Not really. Not really a room. This is where he lifts his head. You see that. He’s not short. He’s not little. The little one with the darker skin pops his head up in front of me, and his green eyes shine. He is laughing.
‘You see it now,’ he says. I saw it before, I am saying this quietly. I didn’t repeat how they did it, the others would not let me.
‘I couldn’t say I had a crush on him,’ she says. ‘We needed to work together.’
He claps his hands. There are people behind him. The cloths of silk float in the warm breeze. He looks over and tries not to grin. He purses his lips and lifts his chin. He does not say begin. He just nods.
‘I am not stuck here. This is the place between. They always move between this place, and the next place. We just keep drinking our red tea.’

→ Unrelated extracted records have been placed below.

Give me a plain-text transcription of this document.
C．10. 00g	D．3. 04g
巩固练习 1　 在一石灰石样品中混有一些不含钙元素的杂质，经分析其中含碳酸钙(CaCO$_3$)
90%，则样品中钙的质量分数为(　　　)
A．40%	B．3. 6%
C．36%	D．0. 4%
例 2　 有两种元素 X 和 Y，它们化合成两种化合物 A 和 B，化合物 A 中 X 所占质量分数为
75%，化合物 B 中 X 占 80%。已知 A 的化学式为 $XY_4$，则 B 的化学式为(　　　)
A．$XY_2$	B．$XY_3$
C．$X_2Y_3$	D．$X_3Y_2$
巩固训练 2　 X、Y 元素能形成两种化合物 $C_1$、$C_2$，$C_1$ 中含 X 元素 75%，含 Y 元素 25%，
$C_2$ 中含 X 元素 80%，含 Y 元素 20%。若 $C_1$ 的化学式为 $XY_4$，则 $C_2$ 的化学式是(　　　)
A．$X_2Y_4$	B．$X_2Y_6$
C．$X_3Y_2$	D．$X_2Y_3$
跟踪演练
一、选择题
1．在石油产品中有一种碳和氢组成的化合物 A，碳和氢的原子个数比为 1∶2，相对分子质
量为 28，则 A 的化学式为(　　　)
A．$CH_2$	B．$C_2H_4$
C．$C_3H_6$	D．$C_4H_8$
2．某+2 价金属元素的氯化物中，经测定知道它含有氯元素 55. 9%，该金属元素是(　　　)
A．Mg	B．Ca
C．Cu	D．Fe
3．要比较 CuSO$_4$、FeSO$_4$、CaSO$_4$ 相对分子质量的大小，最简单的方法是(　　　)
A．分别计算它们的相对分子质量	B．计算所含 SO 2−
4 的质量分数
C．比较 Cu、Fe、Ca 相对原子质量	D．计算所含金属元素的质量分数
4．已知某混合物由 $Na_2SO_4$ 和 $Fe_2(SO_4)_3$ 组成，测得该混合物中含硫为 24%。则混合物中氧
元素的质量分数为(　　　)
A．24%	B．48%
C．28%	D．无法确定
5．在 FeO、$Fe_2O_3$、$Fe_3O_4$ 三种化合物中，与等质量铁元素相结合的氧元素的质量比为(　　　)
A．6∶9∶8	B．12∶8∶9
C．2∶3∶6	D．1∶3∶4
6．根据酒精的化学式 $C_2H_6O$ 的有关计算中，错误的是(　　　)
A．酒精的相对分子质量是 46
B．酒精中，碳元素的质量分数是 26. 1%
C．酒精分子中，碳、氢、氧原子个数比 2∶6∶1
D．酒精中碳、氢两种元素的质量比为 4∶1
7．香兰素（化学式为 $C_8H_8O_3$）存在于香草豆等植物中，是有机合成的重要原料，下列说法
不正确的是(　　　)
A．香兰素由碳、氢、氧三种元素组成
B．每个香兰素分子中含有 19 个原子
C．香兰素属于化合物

It is very hard not to laugh now.
‘He’s a bloody cheeky shit,’ I say to the one in my dream.
She laughs. ‘I know. I had to work with him.’
it is easy for us to communicate here. We understand all of the each, the others, perfectly. I say it this way, for it is not just the girl who showed me her thoughts. There were three people, and each of them had something to say. I couldn’t write it better than that either, whispers are the right hand. This is just the truth of it.
The little one is dancing behind them now. Behind us. We are the ones watching.
He can’t keep still, the one over there. Everyone is dancing and it’s very hard not to join in, he thinks, and you can see it in his eyes. He lifts his hands, holds them out and laughs.
‘We do it this way, you see/they don’t see.’ They do not have the left hand/right hand. We have that and have shared.
I nod, and the girl beside me is crying. ‘I can’t do this without him there,’ she says. He is not just my friend, she thinks. She will be okay. We know this. He is calming to her.
‘Your “partner in crime”,’ I say, and I hug her in the dream. ‘It will be okay. We are not the only dreamers.’
They heard it elsewhere, too. They decided to show it with the young one in the north. He thought it was wonderful, he said. It took a long time to get there, though. Perhaps too long, he thought once. He doesn’t think so now.
They couldn’t get a boat with a sail shaped like a fish fin. Not like that one. They had to make it up, they said.
The one who writes this story to us, here in the middle of the bottom of the world, as he calls it, wanted “Hakan” to be beautiful in his own way. ‘I didn’t know, quite know, how to fix this particular scene so it was acceptable. I had to ask the man who did the music.’
So, they sent the dream. They sent it, and today I will write the truth of it.
The shining silk sails of cloth that floated in the breeze, the dancing people, the happiness of simply being able to do this one thing, to act it, to write it, to sing it and to share with our friends in the south through the arc of a moon.